Bess Streeter Aldrich: Contribution as American Novelist

Also Read

      Bess Streeter Aldrich (nickname, Margaret Dean Stevens) (1881-1954) American novelist and short-story writer. Daughter of pioneer settlers, she was born in Cedar Falls, Iowa, attended local schools and the Iowa state teachers' college, and taught for six years in Iowa and Utah. In 1907 she married Charles S. Aldrich, a banker and lawyer, with whom she settled in Elmwood, Nebraska, and had four children.

      Aldrich began publishing short stories in 1911 and after her husband died, in 1925, she wrote to support the family. Her ten novels, beginning with The Rim of the Prairie (1925), concentrate on the settlement of the Mississippi Valley region. In her bestselling A Lantern in Her Hand (1928), Aldrich pays tribute to her pioneer mother. The heroine of Miss Bishop (1933; filmed 1941) dedicates her life to teaching after being disappointed in love.
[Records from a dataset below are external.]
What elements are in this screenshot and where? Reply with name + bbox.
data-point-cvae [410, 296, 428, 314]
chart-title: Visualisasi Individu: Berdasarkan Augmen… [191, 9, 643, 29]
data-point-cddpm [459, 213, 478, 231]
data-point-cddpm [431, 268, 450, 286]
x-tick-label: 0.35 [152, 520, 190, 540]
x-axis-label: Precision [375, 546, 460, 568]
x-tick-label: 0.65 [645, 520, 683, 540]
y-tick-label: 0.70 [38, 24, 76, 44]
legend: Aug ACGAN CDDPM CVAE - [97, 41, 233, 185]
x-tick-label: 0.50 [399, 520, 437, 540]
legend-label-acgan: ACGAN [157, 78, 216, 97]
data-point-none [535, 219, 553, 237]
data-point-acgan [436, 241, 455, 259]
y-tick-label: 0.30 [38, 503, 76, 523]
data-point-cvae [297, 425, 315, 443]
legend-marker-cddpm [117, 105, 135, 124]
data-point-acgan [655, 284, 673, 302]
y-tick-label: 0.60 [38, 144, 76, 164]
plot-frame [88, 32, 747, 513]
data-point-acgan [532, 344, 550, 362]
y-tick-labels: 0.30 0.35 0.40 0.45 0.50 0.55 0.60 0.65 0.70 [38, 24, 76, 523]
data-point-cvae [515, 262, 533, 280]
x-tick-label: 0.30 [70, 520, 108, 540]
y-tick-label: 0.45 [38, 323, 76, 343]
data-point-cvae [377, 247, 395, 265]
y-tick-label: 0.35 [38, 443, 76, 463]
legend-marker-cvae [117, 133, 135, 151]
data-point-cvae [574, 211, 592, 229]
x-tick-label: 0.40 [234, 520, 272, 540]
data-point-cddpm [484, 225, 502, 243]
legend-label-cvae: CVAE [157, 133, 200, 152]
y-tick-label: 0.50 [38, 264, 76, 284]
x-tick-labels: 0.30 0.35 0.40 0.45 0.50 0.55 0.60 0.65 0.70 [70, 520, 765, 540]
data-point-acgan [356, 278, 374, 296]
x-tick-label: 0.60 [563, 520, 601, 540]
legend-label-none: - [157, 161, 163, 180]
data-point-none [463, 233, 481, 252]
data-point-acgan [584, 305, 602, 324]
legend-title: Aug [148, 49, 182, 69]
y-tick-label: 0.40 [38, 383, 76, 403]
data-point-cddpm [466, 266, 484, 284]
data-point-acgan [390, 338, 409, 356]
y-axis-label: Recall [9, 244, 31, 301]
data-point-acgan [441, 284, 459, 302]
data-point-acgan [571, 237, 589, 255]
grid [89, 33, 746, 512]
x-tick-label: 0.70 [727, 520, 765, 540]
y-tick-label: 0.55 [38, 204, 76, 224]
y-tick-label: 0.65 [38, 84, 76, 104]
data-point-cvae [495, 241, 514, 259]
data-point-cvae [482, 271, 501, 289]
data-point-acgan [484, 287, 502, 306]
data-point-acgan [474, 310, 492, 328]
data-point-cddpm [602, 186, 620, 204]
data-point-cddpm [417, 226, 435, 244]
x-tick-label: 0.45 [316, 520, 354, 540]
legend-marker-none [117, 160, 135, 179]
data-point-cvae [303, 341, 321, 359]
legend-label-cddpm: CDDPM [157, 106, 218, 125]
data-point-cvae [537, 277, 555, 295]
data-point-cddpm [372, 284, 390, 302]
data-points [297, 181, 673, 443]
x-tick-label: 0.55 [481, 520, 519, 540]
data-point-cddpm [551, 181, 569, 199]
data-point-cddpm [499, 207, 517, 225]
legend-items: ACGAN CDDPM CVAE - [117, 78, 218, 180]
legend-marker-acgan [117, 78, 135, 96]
Song of Years (1939) chronicles the growth of Cedar Falls into an industrial city. The title character of The Lieutenant's Lady (1942) is a 19th-century army wife living on the frontier. Aldrich wrote over 150 short stories concentrating on small-town family life, collected in The Man Who Caught the Weather (1936), Journey into Christmas (1949), The Bess Streeter Aldrich Reader (1950) and A Bess Streeter Aldrich Treasury (1959).